Untuk penyutradaraan, Teater Gandrik menganut prinsip terbuka, tidak ada yang dominan ataupun otoriter. Masing-masing berhak menuangkan idenya ke dalam sebuah garapan. “Biasanya sebuah pertunjukan dikoordinatori oleh satu orang, dia yang mengatur lalu lintas ide supaya tidak semrawut,” ujar Heru.

Bakdi Soemanto mengatakan bahwa nuansa kesenian rakyat pada Teater Gandrik terasa semakin kental dengan iringan musik yang selalu merespons setiap aksen yang menarik perhatian. “Misalnya kalau orang marah dikasih gamelan, kalau di teater modern biasanya musik hanya berupa ilustrasi,” ujar Bakdi.

Meski berbasis pada kesenian rakyat, Teater Gandrik tak menelannya bulat-bulat. Mereka sadar mereka tak dapat menahan putaran waktu, maka jalan tengah yang diambil adalah mengawinkannya dengan konsep modern. Bahkan mereka disebut-sebut sebagai kelompok yang paling berhasil mengawinkan konsep teater modern dengan teater rakyat.

Naskah merupakan salah satu konsep modern yang mereka terapkan. Meski tak baku karena akan banyak improvisasi di sana-sini, Teater Gandrik tetap berlakon berdasarkan naskah.

Bakdi melihat, prinsip teater modern bisa dilihat pada blocking yang teratur, timing yang tepat, dan light system. “Mereka mengeksplorasi teater rakyat dan kemudian mengawinkannya dengan teater modern, sehingga mereka bisa disebut teater postmodern,” ujar Bakdi.

Pendapat Bakdi diamini oleh Heru. Ia mengatakan bahwa dari segi artistik dan musik Teater Gandrik telah mengalami perubahan dari konsep awal. Sentuhan kesenian rakyat yang pekat, kini diwakili oleh simbol-simbol saja.
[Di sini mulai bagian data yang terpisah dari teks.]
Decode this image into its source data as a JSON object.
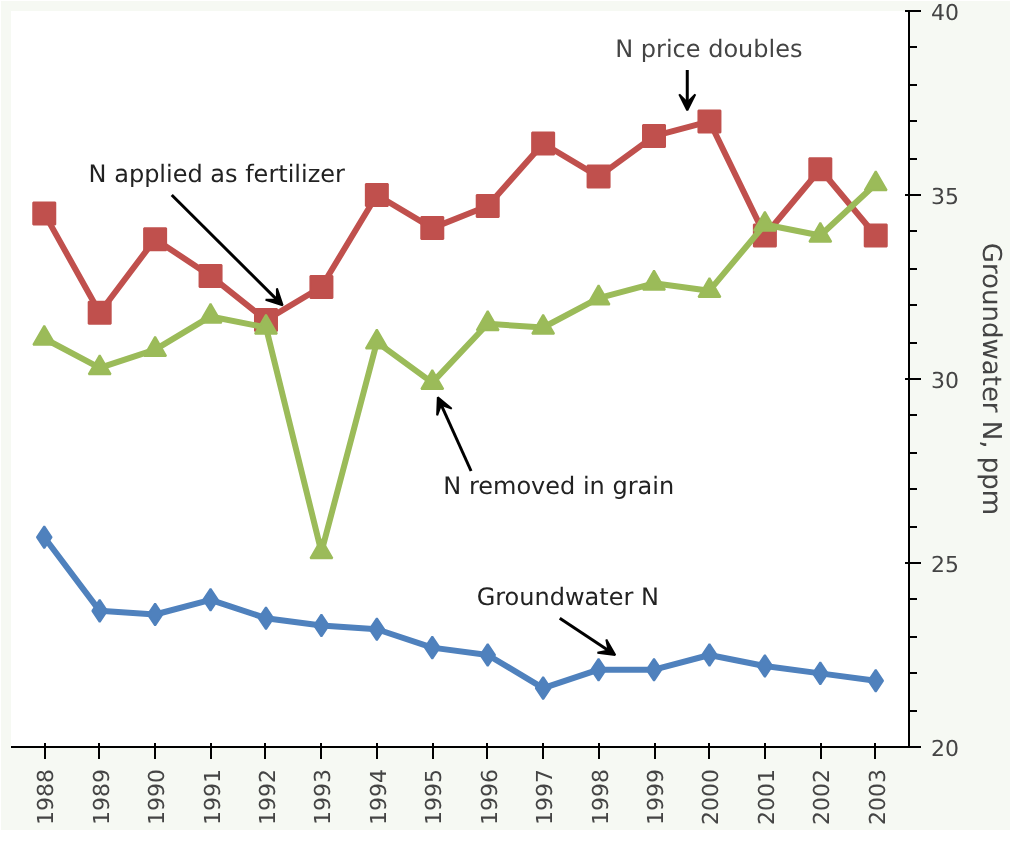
{
  "chart_data": {
    "type": "line",
    "ylabel": "Groundwater N, ppm",
    "categories": [
      "1988",
      "1989",
      "1990",
      "1991",
      "1992",
      "1993",
      "1994",
      "1995",
      "1996",
      "1997",
      "1998",
      "1999",
      "2000",
      "2001",
      "2002",
      "2003"
    ],
    "ylim": [
      20,
      40
    ],
    "yticks": [
      20,
      25,
      30,
      35,
      40
    ],
    "grid": false,
    "series": [
      {
        "name": "N applied as fertilizer",
        "color": "#c0504d",
        "marker": "square",
        "values": [
          34.5,
          31.8,
          33.8,
          32.8,
          31.6,
          32.5,
          35.0,
          34.1,
          34.7,
          36.4,
          35.5,
          36.6,
          37.0,
          33.9,
          35.7,
          33.9
        ]
      },
      {
        "name": "N removed in grain",
        "color": "#9bbb59",
        "marker": "triangle",
        "values": [
          31.1,
          30.3,
          30.8,
          31.7,
          31.4,
          25.3,
          31.0,
          29.9,
          31.5,
          31.4,
          32.2,
          32.6,
          32.4,
          34.2,
          33.9,
          35.3
        ]
      },
      {
        "name": "Groundwater N",
        "color": "#4f81bd",
        "marker": "diamond",
        "values": [
          25.7,
          23.7,
          23.6,
          24.0,
          23.5,
          23.3,
          23.2,
          22.7,
          22.5,
          21.6,
          22.1,
          22.1,
          22.5,
          22.2,
          22.0,
          21.8
        ]
      }
    ],
    "annotations": [
      "N  price doubles"
    ]
  }
}
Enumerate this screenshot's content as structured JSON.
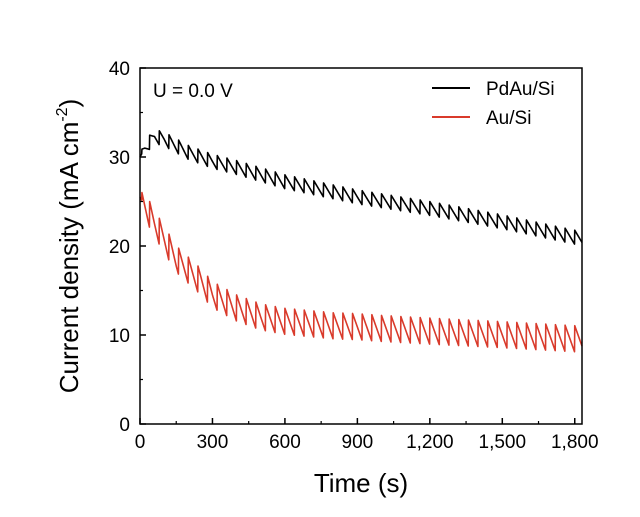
{
  "chart_data": {
    "type": "line",
    "title": "",
    "annotation": "U = 0.0 V",
    "xlabel": "Time (s)",
    "ylabel_main": "Current density (mA cm",
    "ylabel_sup": "-2",
    "ylabel_close": ")",
    "xlim": [
      0,
      1830
    ],
    "ylim": [
      0,
      40
    ],
    "xticks": [
      0,
      300,
      600,
      900,
      1200,
      1500,
      1800
    ],
    "xtick_labels": [
      "0",
      "300",
      "600",
      "900",
      "1,200",
      "1,500",
      "1,800"
    ],
    "yticks": [
      0,
      10,
      20,
      30,
      40
    ],
    "ytick_labels": [
      "0",
      "10",
      "20",
      "30",
      "40"
    ],
    "grid": false,
    "legend_position": "top-right",
    "pulse_period_s": 40,
    "series": [
      {
        "name": "PdAu/Si",
        "color": "#000000",
        "baseline": {
          "x": [
            0,
            20,
            60,
            100,
            200,
            300,
            400,
            600,
            900,
            1200,
            1500,
            1830
          ],
          "y": [
            30.0,
            31.0,
            32.3,
            32.0,
            30.5,
            29.5,
            28.8,
            27.2,
            25.5,
            24.2,
            22.7,
            20.8
          ]
        },
        "pulse_amplitude": 1.6
      },
      {
        "name": "Au/Si",
        "color": "#d93a2b",
        "baseline": {
          "x": [
            0,
            60,
            150,
            250,
            300,
            400,
            500,
            600,
            800,
            900,
            1000,
            1200,
            1500,
            1830
          ],
          "y": [
            25.5,
            22.5,
            18.5,
            16.0,
            14.5,
            13.0,
            12.0,
            11.5,
            11.0,
            10.9,
            10.7,
            10.4,
            10.0,
            9.5
          ]
        },
        "pulse_amplitude": 3.0
      }
    ]
  }
}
Demikian pula pada musik pendukung, sebagai perbandingan coba tengok dua pementasan Teater Gandrik berikut. Pada pementasan Mas Tom musik yang digarap Purwanto hanya memanfaatkan dominasi gendang, alu untuk memukul lesung, serta koor pemain untuk mengiringi pementasan.

Sementara pada pementasan Departemen Borok, ide cerita futuristik membuat Djaduk Ferianto sebagai penata musik menggunakan instrumen musik Barat seperti satu set drum, keyboard, bass, dan gitar elektrik, konga, flute, serta ukulele.

Regenerasi

Bertahan selama 25 tahun di dunia teater tentu bukan hal yang mudah bagi Teater Gandrik. Apalagi usia para punggawanya kini tak lagi muda. “Kami sudah tua, sudah saatnya melakukan regenerasi,” kata Heru.
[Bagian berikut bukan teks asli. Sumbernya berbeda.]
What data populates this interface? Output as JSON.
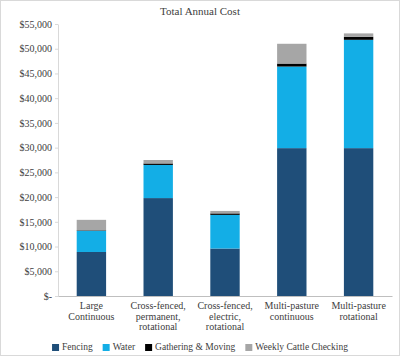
{
  "chart_data": {
    "type": "bar",
    "stacked": true,
    "title": "Total Annual Cost",
    "categories": [
      "Large Continuous",
      "Cross-fenced, permanent, rotational",
      "Cross-fenced, electric, rotational",
      "Multi-pasture continuous",
      "Multi-pasture rotational"
    ],
    "series": [
      {
        "name": "Fencing",
        "color": "#1f4e79",
        "values": [
          8900,
          19800,
          9600,
          29900,
          29900
        ]
      },
      {
        "name": "Water",
        "color": "#13aee6",
        "values": [
          4300,
          6700,
          6800,
          16500,
          21900
        ]
      },
      {
        "name": "Gathering & Moving",
        "color": "#000000",
        "values": [
          100,
          300,
          300,
          600,
          600
        ]
      },
      {
        "name": "Weekly Cattle Checking",
        "color": "#a6a6a6",
        "values": [
          2100,
          700,
          500,
          4000,
          700
        ]
      }
    ],
    "ylim": [
      0,
      55000
    ],
    "yticks": [
      {
        "value": 0,
        "label": "$-"
      },
      {
        "value": 5000,
        "label": "$5,000"
      },
      {
        "value": 10000,
        "label": "$10,000"
      },
      {
        "value": 15000,
        "label": "$15,000"
      },
      {
        "value": 20000,
        "label": "$20,000"
      },
      {
        "value": 25000,
        "label": "$25,000"
      },
      {
        "value": 30000,
        "label": "$30,000"
      },
      {
        "value": 35000,
        "label": "$35,000"
      },
      {
        "value": 40000,
        "label": "$40,000"
      },
      {
        "value": 45000,
        "label": "$45,000"
      },
      {
        "value": 50000,
        "label": "$50,000"
      },
      {
        "value": 55000,
        "label": "$55,000"
      }
    ],
    "grid": false,
    "legend": "bottom"
  }
}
Usia yang beranjak senja pasti menciptakan sebuah keterbatasan fisik bagi pesonel Teater Gandrik. Tubuh yang dulu lentur perlahan menjadi sedikit kaku, namun tentu saja hal itu tidak dijadikan hambatan oleh mereka untuk berkarya.

Dua tahun lalu Teater Gandrik merekrut sejumlah anak muda, namun yang bertahan hingga kini jumlahnya hanya sepuluh orang. Belum lama ini Gandrik Muda mementaskan pertunjukan Pasar Seret 3. Meski masih diperkuat oleh para personel lama, tapi para Gandrik Muda ini mulai menunjukan eksistensinya.

Bagi Butet Kertaredjasa, diwujudkan atau dipercayakan pada Gandrik Muda merupakan napas baru yang memberikan semburat semangat bagi kelangsungan komunitas Gandrik. “Bergabungnya generasi baru menambah kekayaan kreativitas di Teater Gandrik,” kata Butet.

Datangnya generasi baru ini juga diharapkan dapat berfungsi sebagai obat penyubur di tengah keringnya produktivitas Teater Gandrik. Sepanjang tahun 2000 hingga 2008 kelompok ini hanya menghasilkan dua judul pertunjukan. “Padahal idealnya kami ingin menghasilkan satu judul setiap tahun,” ujar Heru.

Para punggawa Teater Gandrik yang memiliki kesibukan sendiri-sendiri disinyalir menjadi penyebab mandulnya proses kreatif mereka sepanjang tahun 2000-an. Hal tersebut diakui oleh Butet. “Persoalan manajemen waktu, mengingat sekarang ini ritme hidup para pendukung Gandrik sudah sangat berbeda dengan tahun 80-an,” kata Butet.

Dengan konsep manajemen modern dan profesional, Teater Gandrik siap meretas masa depan berkesenian. Menurut Afrizal, hal itu akan semakin matang apabila Teater Gandrik bisa menyerap perubahan-perubahan yang terjadi disekitarnya. “Bisa dengan mengadaptasi musik hiphop atau video art,” ujar Afrizal.